Black and white memory LCD
An over-arching requirement for a secondary device meant to be carried along side your existing mobile device is to make it as thin and hassle-free as possible.
Ideally, betrusted is just a few mm thin, and it should run for days without requiring a charge. The envisioned place for betrusted is integrated into the screen protector of a case for your existing phone, so that it doesn’t feel like you are carrying a second device around.
This user experience assumption drives display selection.
Based on this target experience here is a list of candidates and why they were not selected:
Retina-style IPS displays. LCDs from this generation almost universally employ MIPI, a proprietary link protocol. The displays themselves must embody a frame buffer and significant black-box silicon. Furthermore, they consume a significant amount of power. Finally, the enhanced resolution of retina displays greatly increases the computational burden placed on the enclave.
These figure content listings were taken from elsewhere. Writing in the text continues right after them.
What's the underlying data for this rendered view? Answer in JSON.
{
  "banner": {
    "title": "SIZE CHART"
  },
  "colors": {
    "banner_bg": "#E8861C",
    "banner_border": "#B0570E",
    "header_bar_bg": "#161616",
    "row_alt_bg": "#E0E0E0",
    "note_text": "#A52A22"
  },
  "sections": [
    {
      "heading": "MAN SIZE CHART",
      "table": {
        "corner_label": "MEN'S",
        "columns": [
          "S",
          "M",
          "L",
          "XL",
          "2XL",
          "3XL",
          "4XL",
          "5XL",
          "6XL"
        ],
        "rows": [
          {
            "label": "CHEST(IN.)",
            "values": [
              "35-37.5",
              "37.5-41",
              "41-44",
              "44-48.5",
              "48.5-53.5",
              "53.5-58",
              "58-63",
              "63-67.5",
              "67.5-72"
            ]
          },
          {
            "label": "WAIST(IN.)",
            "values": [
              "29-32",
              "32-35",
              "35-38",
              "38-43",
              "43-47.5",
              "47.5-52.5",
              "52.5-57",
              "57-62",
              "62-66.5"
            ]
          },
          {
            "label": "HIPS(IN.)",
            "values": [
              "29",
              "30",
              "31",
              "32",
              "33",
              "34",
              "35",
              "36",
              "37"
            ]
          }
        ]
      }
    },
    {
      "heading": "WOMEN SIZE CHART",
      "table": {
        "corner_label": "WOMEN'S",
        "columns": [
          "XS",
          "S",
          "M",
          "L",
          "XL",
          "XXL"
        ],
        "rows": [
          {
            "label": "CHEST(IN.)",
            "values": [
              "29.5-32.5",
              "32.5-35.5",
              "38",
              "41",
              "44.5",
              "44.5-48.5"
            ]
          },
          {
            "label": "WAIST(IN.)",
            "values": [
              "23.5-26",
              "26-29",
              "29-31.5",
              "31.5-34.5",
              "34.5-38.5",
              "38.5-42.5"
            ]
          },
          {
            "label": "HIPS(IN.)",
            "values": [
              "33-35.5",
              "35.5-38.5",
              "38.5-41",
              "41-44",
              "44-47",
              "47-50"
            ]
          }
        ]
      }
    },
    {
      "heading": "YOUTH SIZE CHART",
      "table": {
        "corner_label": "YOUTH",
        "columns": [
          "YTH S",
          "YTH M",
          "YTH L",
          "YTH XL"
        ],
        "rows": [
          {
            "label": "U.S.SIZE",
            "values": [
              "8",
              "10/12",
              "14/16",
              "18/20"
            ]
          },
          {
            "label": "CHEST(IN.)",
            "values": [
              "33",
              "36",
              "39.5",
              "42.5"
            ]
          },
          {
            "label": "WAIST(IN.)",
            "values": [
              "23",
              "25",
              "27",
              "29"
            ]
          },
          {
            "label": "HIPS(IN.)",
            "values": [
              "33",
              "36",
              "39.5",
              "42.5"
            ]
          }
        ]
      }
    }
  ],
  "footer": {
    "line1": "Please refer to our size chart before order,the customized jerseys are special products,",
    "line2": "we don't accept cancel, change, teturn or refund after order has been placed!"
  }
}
AMOLED displays. Has all the problems of retina-style IPS displays, but with a highly proprietary supply chain.
EPD, or E-ink. EPD is low power, lends itself to extremely thin hardware implementations, and has good readability. It is ideal for a secondary companion-type device to a phone. On the downside, the innate persistence of the screen is a security problem. Furthermore, the EPD supply chain is even more proprietary than most LCDs.
Monochrome LCD display modules; OLED modules. Various websites feature simple, easy-to-use, and fairly open display modules. However, all modules surveyed with sufficient resolution to be usable for displaying more than a couple lines of text are fairly thick or awkwardly-sized; and all modules that are thin and suitable for a stow-away enclave lack a usable resolution.
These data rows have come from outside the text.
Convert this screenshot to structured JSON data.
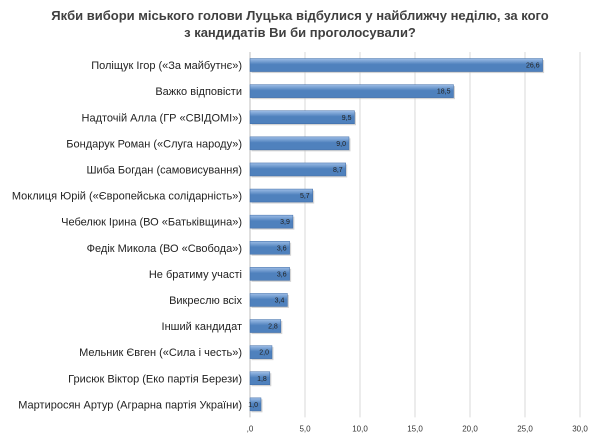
{
  "chart_data": {
    "type": "bar",
    "orientation": "horizontal",
    "title_lines": [
      "Якби вибори міського голови Луцька відбулися у найближчу неділю, за кого",
      "з кандидатів  Ви би проголосували?"
    ],
    "categories": [
      "Поліщук Ігор («За майбутнє»)",
      "Важко відповісти",
      "Надточій Алла (ГР «СВІДОМІ»)",
      "Бондарук Роман («Слуга народу»)",
      "Шиба Богдан (самовисування)",
      "Моклиця Юрій («Європейська солідарність»)",
      "Чебелюк Ірина (ВО «Батьківщина»)",
      "Федік Микола (ВО «Свобода»)",
      "Не братиму участі",
      "Викреслю всіх",
      "Інший кандидат",
      "Мельник Євген («Сила і честь»)",
      "Грисюк Віктор (Еко партія Берези)",
      "Мартиросян Артур (Аграрна партія України)"
    ],
    "values": [
      26.6,
      18.5,
      9.5,
      9.0,
      8.7,
      5.7,
      3.9,
      3.6,
      3.6,
      3.4,
      2.8,
      2.0,
      1.8,
      1.0
    ],
    "value_labels": [
      "26,6",
      "18,5",
      "9,5",
      "9,0",
      "8,7",
      "5,7",
      "3,9",
      "3,6",
      "3,6",
      "3,4",
      "2,8",
      "2,0",
      "1,8",
      "1,0"
    ],
    "xlim": [
      0,
      30
    ],
    "ticks": [
      0,
      5,
      10,
      15,
      20,
      25,
      30
    ],
    "tick_labels": [
      ",0",
      "5,0",
      "10,0",
      "15,0",
      "20,0",
      "25,0",
      "30,0"
    ],
    "grid": true,
    "bar_color": "#4f81bd",
    "bar_color_light": "#9dbde6"
  }
}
TFT displays. The Winstar WF35UTYAIDNN0 features high-contrast IPS technology, and is a good balance between openness and user experience. As of writing, a comprehensive controller IC spec (ILI9488) is available for download. However, the power consumption is quite high, and the additional processing burden of handling this display’s resolution may be beyond the capability of the enclave.
The final solution picked for the initial betrusted display is the Sharp Black and White Memory LCD part number LS032B7DD02. This black and white display features a 200ppi resolution, an extremely thin (0.71mm) profile, extremely low “display on” power (250uw), goes completely blank when power is lost, and has an extremely simple SPI interface with a trivial programming model. Although the main spec sheet for the display is closed, the spec is simple enough that a C header file will easily encapsulate all the nuance of the device, and the display controller is a chip-on-glass item that can be pattern-verified with an optical microscope. This display blends the best of EPD and TFT. Furthermore, the black-and-white display economizes on RAM space, which is a precious commodity inside a cryptographic enclave.
HCI Key Open Questions
- How do we implement multi-lingual IMEs and unicode font rendering? In other words, how do we accommodate the linguistic diversity of a global userbase without introducing unecessary attack surfaces?
- How do we implement the secure rendering of bitmap images? In other words, what’s the trade-off between a sufficiently simple image format with a small attack surface and a sufficiently rich image format for interoperability?
- How to implement a secure chat? In other words, how do we get Signal to fit inside a secure enclave?
- How to implement a peer to peer secure voice call and/or audio snippets in chat?